Health Summary Plan Description

The Performer Information Form

The Health Plan requires you to complete a Performer Information Form. This form is a confidential legal document containing the participant's signature. It provides basic demographic information which allows us to process your claims once you enroll in the Plan.

Once the Plan has your basic information you can log in to our secure website at www.sagph.org to make changes to your information, such as changes to your address, enrolling qualified dependents and paying your premium. You also gain access to your personal information, including claims status, earnings, eligibility and pension information.

You may also need to complete other forms for the Plan to ensure your benefits are not interrupted. For instance, the Plan Office cannot release any information about a participant or dependent unless an Authorization for Release of Health Information is signed by the participant or dependent, or the Plan receives a proper legal subpoena. The New Dependent Form is used to add new dependents to the Plan with the appropriate supporting documents as outlined on page 7. In addition, the Designation of Beneficiary Form tells the Plan who you want to receive any benefits that may be payable from the Health Plan upon your death.
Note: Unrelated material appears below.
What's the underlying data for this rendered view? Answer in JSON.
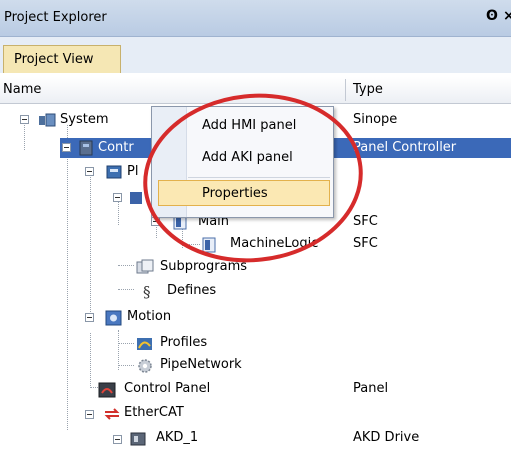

It is the participant's responsibility to promptly notify the Plan Office of any changes in personal information, including change of address, addition of dependent children, marriage, divorce, name change, death of a dependent or change of beneficiary. The Plan requires documentation if you add or drop a dependent from coverage for any reason.

The Health Plan Office is separate from the SAG-AFTRA Union office. Notification of a change of address provided to SAG-AFTRA does not constitute notification to the Health Plan.